Dark Spire is good only for being on the DS as something to mildly distract you while doing or waiting upon something else. As a game, it's very repetitive. Until the final few levels, you pretty much just throw a fighter with godly AC into the front row, and everything fails to hit him/her while you chip away at their HP. At the final levels, it turns into a total SoD-fest, where you win or lose battles based upon whose AoE insta-death spells land first.
Last edited by Wraith_Magus; Jun 26, 2014 @ 9:22pm
freddiet82 Jun 27, 2014 @ 2:05pm 
There is a game called Starcrawlers it is a procedurely generated sci-fi first person dungeon crawler and it needs to be greenlit if you guys want to vote for that.
GoatWalker Jun 27, 2014 @ 2:19pm 
Originally posted by raixel:
Originally posted by Thor the Thundergod (On Vacation:
Might wanna ad Shin Megami Tensei: Devil Survivor Soulhacker for the 3DS on the list

I also have some of the above mentioned games (Etrian Oddesey and Legend of Grimrock) and the last year and this one has in general been a good one for RPGs (even if they are as Basic as Mario & Luigi Dream Team (that is still awesome and fun to play))

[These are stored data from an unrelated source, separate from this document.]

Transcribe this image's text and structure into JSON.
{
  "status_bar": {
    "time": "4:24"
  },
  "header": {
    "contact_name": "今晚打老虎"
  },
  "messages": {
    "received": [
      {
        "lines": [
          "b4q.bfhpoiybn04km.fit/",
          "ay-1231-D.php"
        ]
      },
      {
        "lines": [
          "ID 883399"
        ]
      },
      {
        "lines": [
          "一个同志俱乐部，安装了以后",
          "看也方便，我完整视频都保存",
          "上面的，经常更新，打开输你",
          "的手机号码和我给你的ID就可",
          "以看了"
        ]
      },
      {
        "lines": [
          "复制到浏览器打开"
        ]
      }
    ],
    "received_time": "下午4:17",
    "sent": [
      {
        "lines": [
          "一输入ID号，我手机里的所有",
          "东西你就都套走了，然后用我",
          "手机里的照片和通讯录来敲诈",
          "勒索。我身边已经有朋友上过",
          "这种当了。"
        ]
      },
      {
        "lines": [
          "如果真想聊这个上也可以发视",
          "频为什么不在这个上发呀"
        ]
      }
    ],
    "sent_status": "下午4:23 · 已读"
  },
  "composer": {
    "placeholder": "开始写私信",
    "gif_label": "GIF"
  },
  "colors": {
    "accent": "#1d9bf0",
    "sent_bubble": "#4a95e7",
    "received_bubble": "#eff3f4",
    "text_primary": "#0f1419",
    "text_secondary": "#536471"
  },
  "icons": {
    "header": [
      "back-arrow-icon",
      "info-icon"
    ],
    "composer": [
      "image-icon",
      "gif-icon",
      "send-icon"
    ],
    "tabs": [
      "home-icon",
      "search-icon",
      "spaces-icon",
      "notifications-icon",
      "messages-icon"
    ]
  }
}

How is Devil Survivor Soulhacker diferent from the original DS Devil Survivor (I have 1 and 2 for the DS)? I saw the Devil Survivor 1 re-make (called overloaded, i think) that came out when the 3DS came out, but it wasnt different enough to warrent getting a 3ds for. But if theyve actually started making unique SMT games for 3DS, Im all over that.

Soul Hackers is not a Devil Survivor game. It's a Devil Summoner game along with the Raidou Kuzunoha series of games.

Anyway, Devil Summoner Soul Hackers is a dungeon crawler like the older SMT games and Strange Journey. First person perspective, demon negotiation and other stuffs. If you do want to get a 3DS for Soul Hackers, go for it. There is also SMT IV which was released last year.
raixel Jun 28, 2014 @ 6:12pm 
THATS what I get for not paying ♥♥♥♥ for attention to anything but the PC game market for 2 years. *makes a mental note to go buy a 3DS*. Thanks for letting me know.
HauntedHarpy Jun 30, 2014 @ 6:15am 
I'd add Shining In The Darkness, although it's a really old game. It's A LOT like this in terms of game mechanics. I didn't like it all that much, but mostly because it's so old and terrible looking. Its sequels, the Shining Force games, are a different genre (turn-based strategic RPG), but they were some of my favourite games growing up. I think all of them were originally for various Sega systems, but I know they're on Amazon and I think the Shining Force games are on Steam now, too. Not sure about Shining In The Darkness.
Wraith_Magus Jun 30, 2014 @ 2:58pm 
Originally posted by raixel:
THATS what I get for not paying ♥♥♥♥ for attention to anything but the PC game market for 2 years. *makes a mental note to go buy a 3DS*. Thanks for letting me know.

The Japanese are quite fond of Wizardry-style games (and bought the license to Wizardry when Sir-Tech went under), and the Nintendo DS and its successors have been great for Strategy and RPG games in the veins of 1980s PC games.

I'd just say that they're a little too nostalgic for the past, and tend to make games which have good graphics, but are otherwise total grind-fests with fairly simple mechanics. They are, at least, much better balanced than the older games, but I wish they'd expand outwards or innovate a little more.

Even Paper Sorcerer, with as relatively simple as its gameplay is, does at least tend to make its flavor of MP work differently, and have a more interesting set of "classes" and status effects than the actual classics.